On November 4, 1875, the SS Pacific departed Victoria, British Columbia on a routine trip to San Francisco, carrying between 275 and 400 passengers.
It is unknown how many unticked passengers she was hauling, including kids. Sewell Moody, a well-known lumber baron, and Captain Otis Parsons, owner of a fleet of steamers on Canada’s Fraser River, were both on board.
Enormous Numbers Of Golds
In addition, she carried a variety of commercial cargo, including 200 pounds of gold from the mining boom in British Columbia. Pacific came upon the 1,000-ton sailing ship Orpheus as it approached Cape Flattery on its way to Nanaimo.
The mate on board Orpheus mistakes Pacific’s lights for the lighthouse at Cape Flattery at around 2130 in the rain and darkness. When he cut across Pacific’s bow while turning Orpheus to the port, the steamer struck Orpheus on the starboard side. The collision was brief, and Pacific raked down the length of the hull of the sailing ship.

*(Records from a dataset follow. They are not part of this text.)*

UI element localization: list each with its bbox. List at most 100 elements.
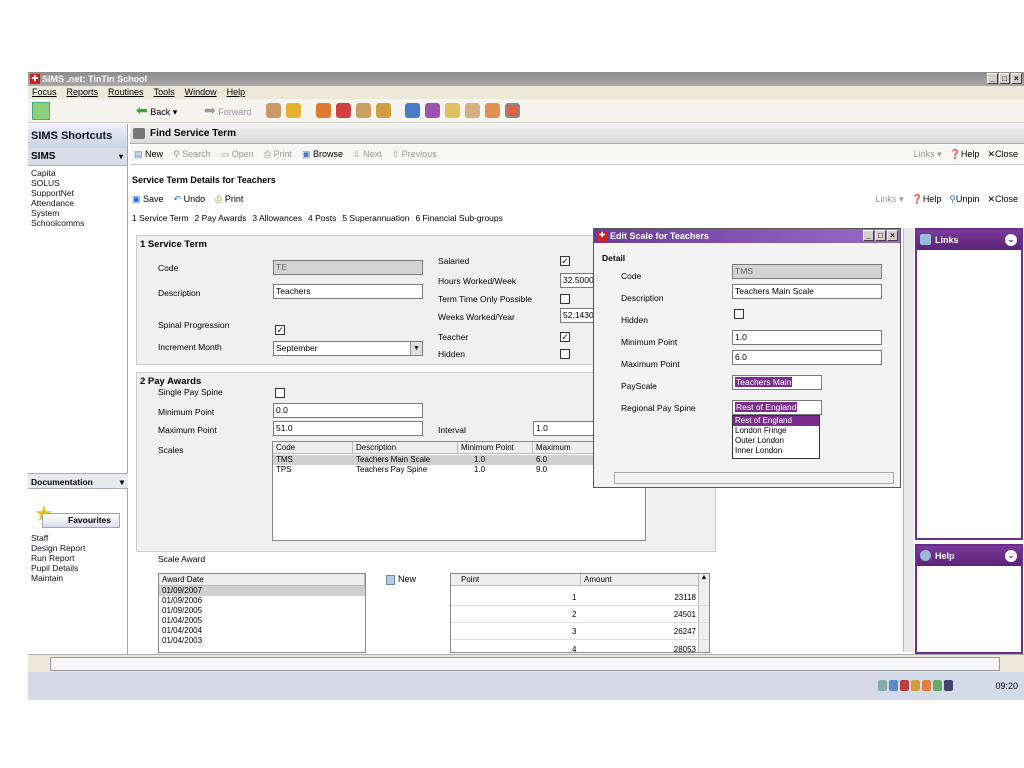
collapse-icon[interactable]: ⌄ xyxy=(1005,234,1017,246)
dialog-minimize-button[interactable]: _ xyxy=(863,230,874,241)
option-outer-london[interactable]: Outer London xyxy=(733,436,819,446)
col-point[interactable]: Point xyxy=(451,574,581,586)
tab-service-term[interactable]: 1 Service Term xyxy=(132,211,189,225)
clock-icon[interactable] xyxy=(505,103,520,118)
people-icon[interactable] xyxy=(356,103,371,118)
list-item[interactable]: 01/04/2005 xyxy=(159,616,365,626)
code-field[interactable]: TE xyxy=(273,260,423,275)
unpin-button[interactable]: ⚲Unpin xyxy=(949,190,979,208)
tab-financial-subgroups[interactable]: 6 Financial Sub-groups xyxy=(415,211,502,225)
tab-posts[interactable]: 4 Posts xyxy=(308,211,336,225)
col-award-date[interactable]: Award Date xyxy=(159,574,365,586)
new-button[interactable]: ▤ New xyxy=(134,149,163,160)
tab-allowances[interactable]: 3 Allowances xyxy=(252,211,302,225)
detail-help-button[interactable]: ❓Help xyxy=(912,190,942,208)
hours-worked-field[interactable]: 32.5000 xyxy=(560,273,596,288)
list-item[interactable]: 01/09/2007 xyxy=(159,586,365,596)
list-item[interactable]: 01/09/2006 xyxy=(159,596,365,606)
detail-close-button[interactable]: ✕Close xyxy=(987,190,1018,208)
dialog-maximize-button[interactable]: □ xyxy=(875,230,886,241)
forward-button[interactable]: ➡ Forward xyxy=(204,103,251,117)
notes-icon[interactable] xyxy=(445,103,460,118)
flag-icon[interactable] xyxy=(336,103,351,118)
staff-icon[interactable] xyxy=(266,103,281,118)
scale-min-field[interactable]: 1.0 xyxy=(732,330,882,345)
find-help-button[interactable]: ❓Help xyxy=(950,149,980,160)
maximum-point-field[interactable]: 51.0 xyxy=(273,421,423,436)
save-button[interactable]: ▣ Save xyxy=(132,190,164,208)
next-button[interactable]: ⇩ Next xyxy=(353,149,382,160)
fav-item-pupil-details[interactable]: Pupil Details xyxy=(31,563,126,573)
dialog-close-button[interactable]: × xyxy=(887,230,898,241)
col-minimum-point[interactable]: Minimum Point xyxy=(458,442,533,454)
search-button[interactable]: ⚲ Search xyxy=(173,149,211,160)
scale-description-field[interactable]: Teachers Main Scale xyxy=(732,284,882,299)
previous-button[interactable]: ⇧ Previous xyxy=(392,149,437,160)
tab-pay-awards[interactable]: 2 Pay Awards xyxy=(195,211,247,225)
book-icon[interactable] xyxy=(316,103,331,118)
table-row[interactable]: 4 28053 xyxy=(451,642,709,652)
open-button[interactable]: ▭ Open xyxy=(221,149,254,160)
shield-icon[interactable] xyxy=(900,680,909,691)
sidebar-item-supportnet[interactable]: SupportNet xyxy=(28,188,127,198)
table-row[interactable]: 3 26247 xyxy=(451,624,709,640)
find-close-button[interactable]: ✕Close xyxy=(987,149,1018,160)
fav-item-maintain[interactable]: Maintain xyxy=(31,573,126,583)
group-icon[interactable] xyxy=(376,103,391,118)
scale-code-field[interactable]: TMS xyxy=(732,264,882,279)
option-london-fringe[interactable]: London Fringe xyxy=(733,426,819,436)
sidebar-item-solus[interactable]: SOLUS xyxy=(28,178,127,188)
col-description[interactable]: Description xyxy=(353,442,458,454)
menu-focus[interactable]: Focus xyxy=(32,86,57,99)
table-row[interactable]: TMS Teachers Main Scale 1.0 6.0 xyxy=(273,455,645,465)
list-item[interactable]: 01/04/2004 xyxy=(159,626,365,636)
menu-tools[interactable]: Tools xyxy=(154,86,175,99)
weeks-worked-field[interactable]: 52.1430 xyxy=(560,308,596,323)
scale-hidden-checkbox[interactable] xyxy=(734,309,744,319)
maximize-button[interactable]: □ xyxy=(999,73,1010,84)
table-row[interactable]: TPS Teachers Pay Spine 1.0 9.0 xyxy=(273,465,645,475)
menu-window[interactable]: Window xyxy=(185,86,217,99)
menu-reports[interactable]: Reports xyxy=(67,86,99,99)
col-amount[interactable]: Amount xyxy=(581,574,699,586)
sidebar-item-attendance[interactable]: Attendance xyxy=(28,198,127,208)
switch-icon[interactable] xyxy=(32,102,50,120)
browse-button[interactable]: ▣ Browse xyxy=(302,149,343,160)
document-icon[interactable] xyxy=(465,103,480,118)
sidebar-group-selector[interactable]: SIMS xyxy=(28,148,127,166)
fav-item-run-report[interactable]: Run Report xyxy=(31,553,126,563)
network-icon[interactable] xyxy=(933,680,942,691)
regional-pay-spine-select[interactable]: Rest of England xyxy=(732,400,822,415)
person-icon[interactable] xyxy=(485,103,500,118)
hidden-checkbox[interactable] xyxy=(560,349,570,359)
sidebar-item-system[interactable]: System xyxy=(28,208,127,218)
list-item[interactable]: 01/09/2005 xyxy=(159,606,365,616)
payscale-select[interactable]: Teachers Main xyxy=(732,375,822,390)
tray-icon[interactable] xyxy=(922,680,931,691)
tray-icon[interactable] xyxy=(878,680,887,691)
sidebar-item-capita[interactable]: Capita xyxy=(28,168,127,178)
teacher-checkbox[interactable]: ✓ xyxy=(560,332,570,342)
description-field[interactable]: Teachers xyxy=(273,284,423,299)
right-scrollbar[interactable] xyxy=(903,228,914,652)
new-award-button[interactable]: New xyxy=(386,574,416,585)
back-button[interactable]: ⬅ Back ▾ xyxy=(136,103,177,118)
find-links-button[interactable]: Links ▾ xyxy=(914,149,942,160)
table-row[interactable]: 2 24501 xyxy=(451,607,709,623)
chart-icon[interactable] xyxy=(425,103,440,118)
minimum-point-field[interactable]: 0.0 xyxy=(273,403,423,418)
fav-item-staff[interactable]: Staff xyxy=(31,533,126,543)
detail-links-button[interactable]: Links ▾ xyxy=(876,190,904,208)
signal-icon[interactable] xyxy=(944,680,953,691)
menu-routines[interactable]: Routines xyxy=(108,86,144,99)
salaried-checkbox[interactable]: ✓ xyxy=(560,256,570,266)
close-window-button[interactable]: × xyxy=(1011,73,1022,84)
sidebar-item-schoolcomms[interactable]: Schoolcomms xyxy=(28,218,127,228)
option-rest-of-england[interactable]: Rest of England xyxy=(733,416,819,426)
detail-print-button[interactable]: ⎙ Print xyxy=(215,190,243,208)
student-icon[interactable] xyxy=(286,103,301,118)
report-icon[interactable] xyxy=(405,103,420,118)
interval-field[interactable]: 1.0 xyxy=(533,421,596,436)
option-inner-london[interactable]: Inner London xyxy=(733,446,819,456)
tray-icon[interactable] xyxy=(889,680,898,691)
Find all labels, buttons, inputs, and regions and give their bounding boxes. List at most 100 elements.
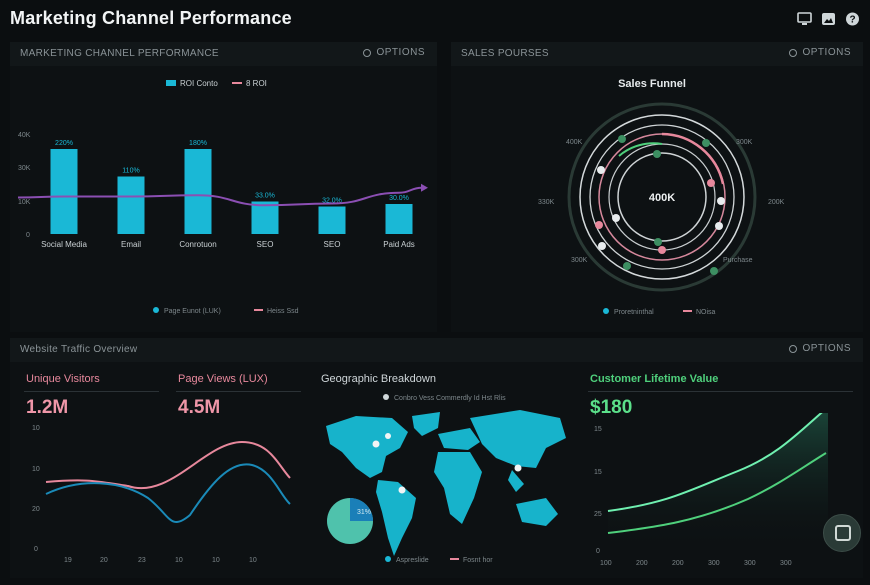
metric-divider <box>176 391 301 392</box>
traffic-panel-title: Website Traffic Overview <box>20 344 138 355</box>
traffic-panel-header: Website Traffic Overview OPTIONS <box>10 338 863 362</box>
x-tick: 300 <box>708 560 720 567</box>
funnel-label: 200K <box>768 199 785 206</box>
bar-data-label: 110% <box>122 168 139 175</box>
channel-chart: ROI Conto 8 ROI 40K 30K 10K 0 220% Social… <box>17 79 428 315</box>
geo-legend-label: Aspreslide <box>396 557 429 564</box>
monitor-icon[interactable] <box>797 12 812 26</box>
bar-data-label: 220% <box>55 140 73 147</box>
unique-visitors-value: 1.2M <box>26 397 69 418</box>
funnel-title: Sales Funnel <box>618 78 686 90</box>
top-bar: Marketing Channel Performance ? <box>0 0 870 40</box>
funnel-label: 400K <box>566 139 583 146</box>
page-views-value: 4.5M <box>178 397 221 418</box>
y-tick: 10 <box>32 425 40 432</box>
channel-panel-header: MARKETING CHANNEL PERFORMANCE OPTIONS <box>10 42 437 66</box>
chat-button[interactable] <box>823 514 861 552</box>
bar-2 <box>184 149 212 234</box>
funnel-label: Purchase <box>723 257 753 264</box>
bottom-legend-label: Heiss Ssd <box>267 308 299 315</box>
funnel-center-label: 400K <box>649 192 675 204</box>
funnel-legend-label: NOisa <box>696 309 716 316</box>
ltv-area <box>608 413 828 551</box>
sales-options-button[interactable]: OPTIONS <box>789 47 851 58</box>
ltv-chart: 15 15 25 0 100 200 200 300 300 300 <box>594 413 828 567</box>
bottom-legend-label: Page Eunot (LUK) <box>164 308 221 315</box>
image-icon[interactable] <box>821 12 836 26</box>
y-tick: 15 <box>594 469 602 476</box>
options-icon <box>789 48 798 57</box>
x-tick: 20 <box>100 557 108 564</box>
geo-title: Geographic Breakdown <box>321 373 436 385</box>
geo-legend-dot <box>383 394 389 400</box>
ltv-title: Customer Lifetime Value <box>590 373 719 385</box>
roi-line <box>17 186 423 207</box>
y-tick: 40K <box>18 132 31 139</box>
options-label: OPTIONS <box>376 47 425 58</box>
channel-options-button[interactable]: OPTIONS <box>363 47 425 58</box>
options-label: OPTIONS <box>802 47 851 58</box>
geo-map: Conbro Vess Commerdly Id Hst Rlis 31% As… <box>326 394 566 564</box>
y-tick: 0 <box>596 548 600 555</box>
options-label: OPTIONS <box>802 343 851 354</box>
x-tick-label: Paid Ads <box>383 240 415 249</box>
y-tick: 20 <box>32 506 40 513</box>
sales-panel-header: SALES POURSES OPTIONS <box>451 42 863 66</box>
x-tick-label: SEO <box>257 240 274 249</box>
geo-legend-dot <box>385 556 391 562</box>
funnel-legend-dot <box>603 308 609 314</box>
legend-swatch-roi <box>166 80 176 86</box>
y-tick: 25 <box>594 511 602 518</box>
x-tick: 200 <box>672 560 684 567</box>
roi-line-arrow <box>421 183 428 192</box>
channel-panel-title: MARKETING CHANNEL PERFORMANCE <box>20 48 219 59</box>
chat-icon <box>835 525 851 541</box>
geo-pie-label: 31% <box>357 509 371 516</box>
funnel-label: 300K <box>571 257 588 264</box>
x-tick: 300 <box>744 560 756 567</box>
metric-divider <box>24 391 159 392</box>
bar-data-label: 33.0% <box>255 193 275 200</box>
y-tick: 0 <box>34 546 38 553</box>
geo-legend-label: Conbro Vess Commerdly Id Hst Rlis <box>394 395 506 402</box>
unique-visitors-title: Unique Visitors <box>26 373 100 385</box>
sales-panel: SALES POURSES OPTIONS Sales Funnel 400K … <box>451 42 863 332</box>
x-tick-label: SEO <box>324 240 341 249</box>
sales-funnel-chart: Sales Funnel 400K 400K 300K 330K 200K 30… <box>538 78 785 316</box>
bottom-legend-dot <box>153 307 159 313</box>
page-title: Marketing Channel Performance <box>10 8 292 28</box>
help-icon[interactable]: ? <box>845 12 860 26</box>
y-tick: 15 <box>594 426 602 433</box>
bar-data-label: 180% <box>189 140 207 147</box>
metric-divider <box>588 391 853 392</box>
traffic-options-button[interactable]: OPTIONS <box>789 343 851 354</box>
x-tick: 23 <box>138 557 146 564</box>
x-tick-label: Social Media <box>41 240 87 249</box>
x-tick: 19 <box>64 557 72 564</box>
x-tick-label: Conrotuon <box>179 240 216 249</box>
bar-data-label: 30.0% <box>389 195 409 202</box>
funnel-label: 330K <box>538 199 555 206</box>
x-tick: 300 <box>780 560 792 567</box>
options-icon <box>789 344 798 353</box>
x-tick: 10 <box>249 557 257 564</box>
header-icons: ? <box>797 12 860 26</box>
x-tick-label: Email <box>121 240 141 249</box>
legend-label-roi: ROI Conto <box>180 79 218 88</box>
legend-label-8roi: 8 ROI <box>246 79 267 88</box>
funnel-legend-label: Proretninthal <box>614 309 654 316</box>
options-icon <box>363 48 372 57</box>
bar-3 <box>251 201 279 234</box>
bar-1 <box>117 176 145 234</box>
bar-5 <box>385 204 413 234</box>
page-views-line <box>45 463 291 523</box>
sales-panel-title: SALES POURSES <box>461 48 549 59</box>
page-views-title: Page Views (LUX) <box>178 373 268 385</box>
y-tick: 30K <box>18 165 31 172</box>
svg-text:?: ? <box>849 15 855 26</box>
x-tick: 10 <box>175 557 183 564</box>
y-tick: 10K <box>18 199 31 206</box>
bar-4 <box>318 206 346 234</box>
x-tick: 10 <box>212 557 220 564</box>
traffic-chart: 10 10 20 0 19 20 23 10 10 10 <box>32 425 291 564</box>
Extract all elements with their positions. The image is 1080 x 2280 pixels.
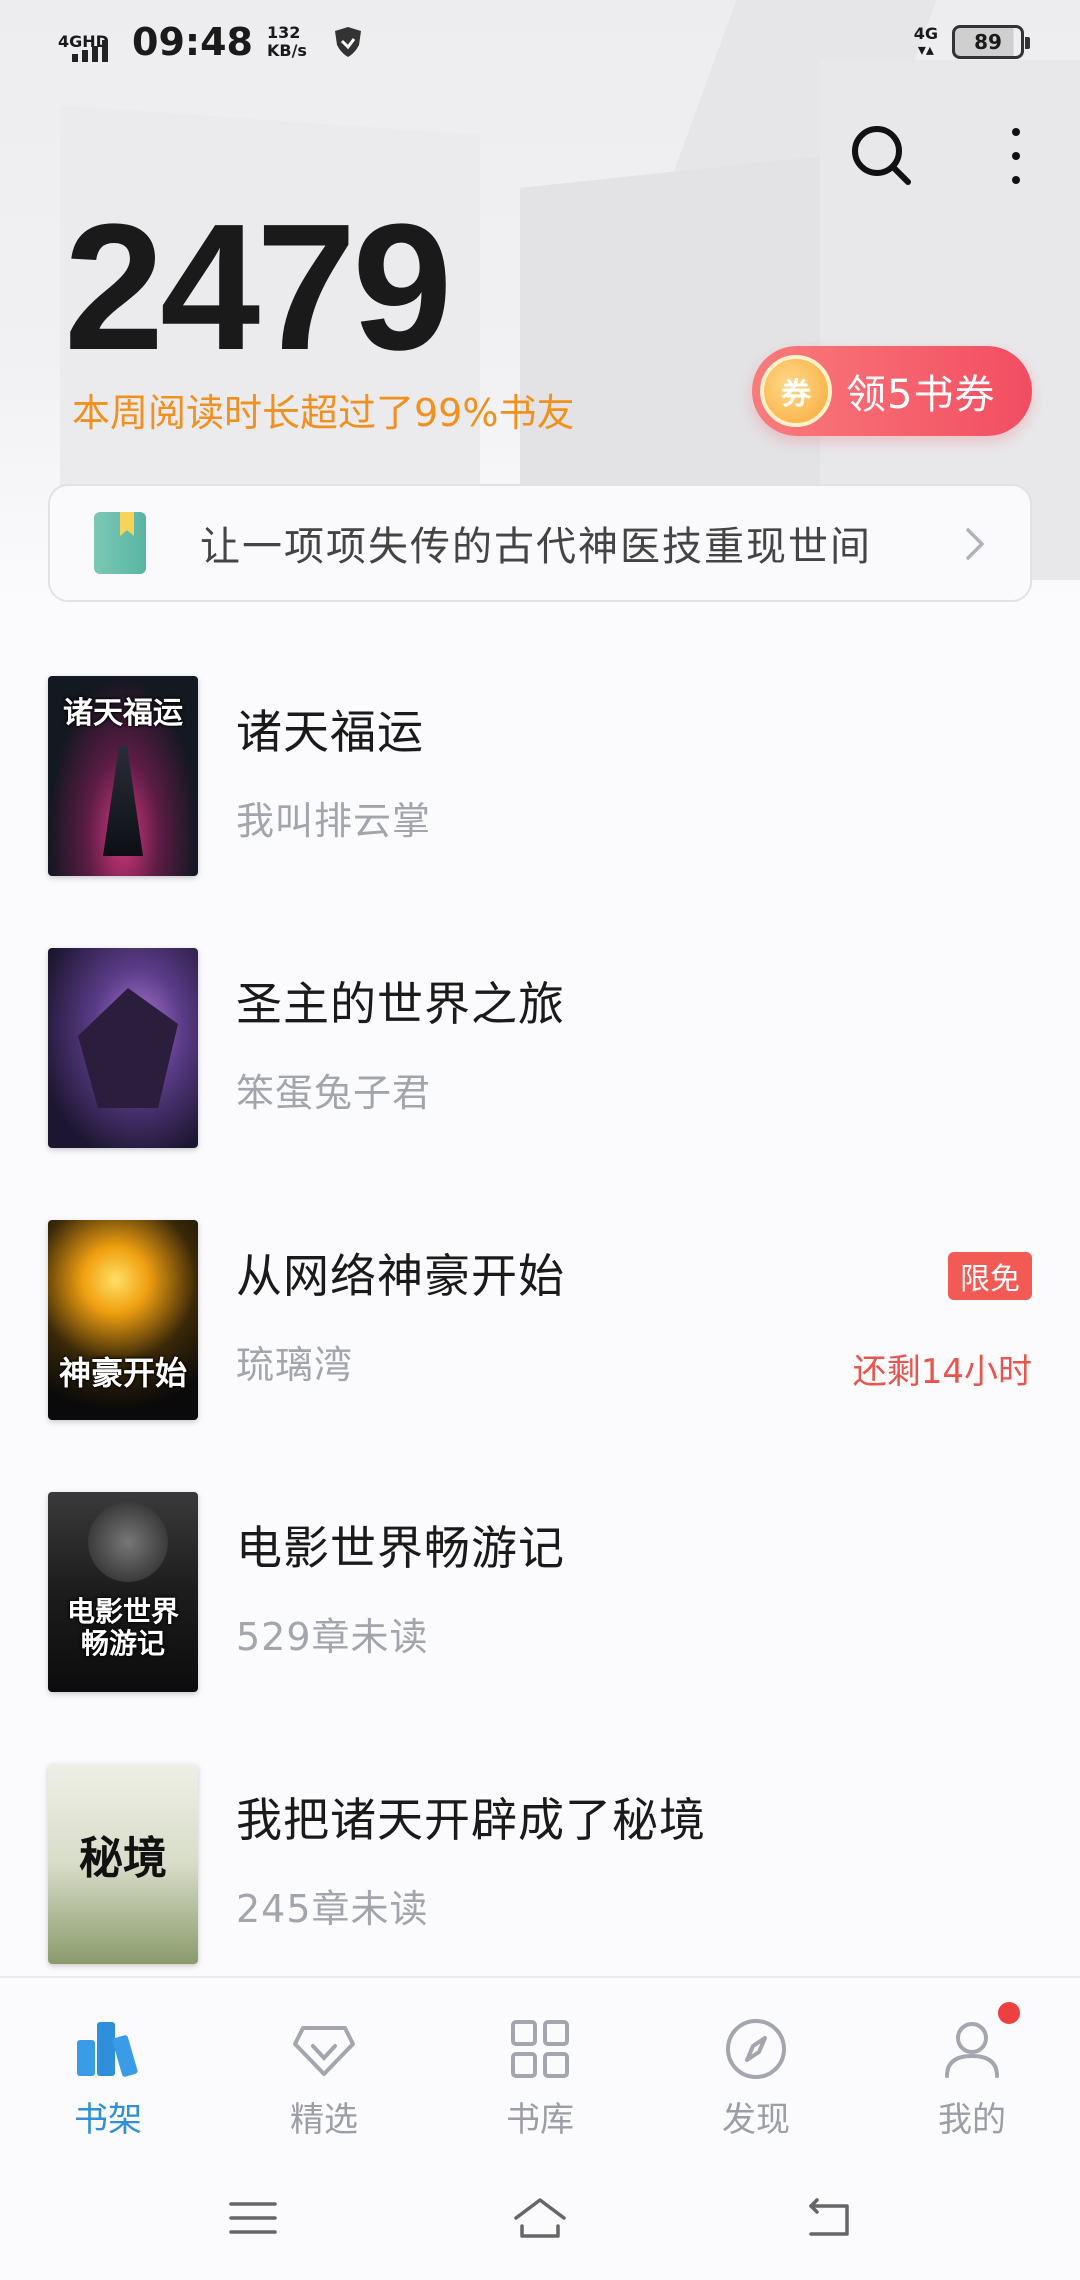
status-bar: 4GHD 09:48 132 KB/s 4G ▾▴ 89 <box>0 0 1080 84</box>
read-time-subtitle: 本周阅读时长超过了99%书友 <box>72 391 575 435</box>
coupon-label: 领5书券 <box>846 372 996 418</box>
more-vertical-icon[interactable] <box>996 124 1036 188</box>
free-badge: 限免 <box>948 1252 1032 1300</box>
weekly-read-count: 2479 <box>64 187 452 388</box>
chevron-right-icon <box>966 528 984 560</box>
book-author: 笨蛋兔子君 <box>236 1071 432 1115</box>
book-title: 诸天福运 <box>236 705 424 759</box>
diamond-icon <box>293 2026 355 2076</box>
battery-indicator: 89 <box>952 25 1030 59</box>
notification-dot <box>998 2002 1020 2024</box>
nav-profile[interactable]: 我的 <box>864 1978 1080 2156</box>
nav-discover[interactable]: 发现 <box>648 1978 864 2156</box>
network-type-right: 4G ▾▴ <box>913 24 938 59</box>
book-list-item[interactable]: 神豪开始 从网络神豪开始 琉璃湾 限免 还剩14小时 <box>48 1220 1032 1420</box>
book-cover[interactable]: 秘境 <box>48 1764 198 1964</box>
book-cover[interactable]: 神豪开始 <box>48 1220 198 1420</box>
clock: 09:48 <box>132 20 253 64</box>
book-title: 电影世界畅游记 <box>236 1521 565 1575</box>
book-cover[interactable]: 电影世界畅游记 <box>48 1492 198 1692</box>
book-title: 我把诸天开辟成了秘境 <box>236 1793 706 1847</box>
recommendation-text: 让一项项失传的古代神医技重现世间 <box>200 524 872 570</box>
network-speed: 132 KB/s <box>266 23 307 60</box>
free-time-remaining: 还剩14小时 <box>852 1352 1032 1392</box>
book-icon <box>94 512 146 574</box>
signal-icon <box>72 40 108 62</box>
book-progress: 529章未读 <box>236 1615 429 1659</box>
nav-featured[interactable]: 精选 <box>216 1978 432 2156</box>
book-list-item[interactable]: 诸天福运 诸天福运 我叫排云掌 <box>48 676 1032 876</box>
nav-library[interactable]: 书库 <box>432 1978 648 2156</box>
system-navigation-bar <box>0 2156 1080 2280</box>
book-cover[interactable]: 诸天福运 <box>48 676 198 876</box>
shield-icon <box>334 27 361 57</box>
book-progress: 245章未读 <box>236 1887 429 1931</box>
grid-icon <box>511 2020 569 2078</box>
book-list-item[interactable]: 圣主的世界之旅 笨蛋兔子君 <box>48 948 1032 1148</box>
back-icon[interactable] <box>797 2188 857 2248</box>
bottom-navigation: 书架 精选 书库 发现 我的 <box>0 1976 1080 2156</box>
user-icon <box>945 2022 999 2078</box>
search-icon[interactable] <box>848 122 914 188</box>
bookshelf-icon <box>77 2022 138 2077</box>
book-cover[interactable] <box>48 948 198 1148</box>
menu-icon[interactable] <box>223 2188 283 2248</box>
claim-coupon-button[interactable]: 券 领5书券 <box>752 346 1032 436</box>
book-list-item[interactable]: 电影世界畅游记 电影世界畅游记 529章未读 <box>48 1492 1032 1692</box>
book-title: 从网络神豪开始 <box>236 1249 565 1303</box>
recommendation-banner[interactable]: 让一项项失传的古代神医技重现世间 <box>48 484 1032 602</box>
compass-icon <box>726 2019 786 2079</box>
book-author: 琉璃湾 <box>236 1343 354 1387</box>
book-title: 圣主的世界之旅 <box>236 977 565 1031</box>
home-icon[interactable] <box>510 2188 570 2248</box>
book-list-item[interactable]: 秘境 我把诸天开辟成了秘境 245章未读 <box>48 1764 1032 1964</box>
book-author: 我叫排云掌 <box>236 799 432 843</box>
coupon-icon: 券 <box>760 355 832 427</box>
nav-bookshelf[interactable]: 书架 <box>0 1978 216 2156</box>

The crew of Pacific initially believed their ship was uninjured by the collision, but after a short while, the ship started to list to port.
The passengers hurried to the lifeboats, and the ship capsized and sank within an hour. All of the survivors who managed to leave the ship entered the ocean, and all but two perished in the hours that followed from cold or drowning.
Following the collision, passenger Henry F. Jelly and ship’s quartermaster Neil Henley were able to stay afloat on debris for several days before being found by passing ships. They made it through the chilly, rainy weather.
Shipwreck Exlopration
Treasure hunters have been drawn to the long-lost Pacific shipwreck for years because it may contain gold valued at millions of dollars.
Entrepreneurs Jeff Hummel and Matt McCauley from Seattle claim that their team has discovered the ship’s wreckage and that they have obtained a court order for salvage rights nearly 150 years after the ship went down.
Through a combination of good fortune and analytical brilliance, their company, Rockfish Inc search team. Rockfish learned that occasionally, local fishermen would trawl up coal at a location off Cape Flattery, so they had a sample examined in a laboratory.
It ended up being compatible with the mine that provided Pacific with bunkering coal. After that fortunate discovery, the list had to be whittled down through a laborious side scan-sonar survey process that involved many passes and revisiting interesting areas. The turning point was when they discovered two rounded depressions in the dirt that turned out to be the paddlewheels of the steamer. The wreck’s identity was confirmed via an ROV survey.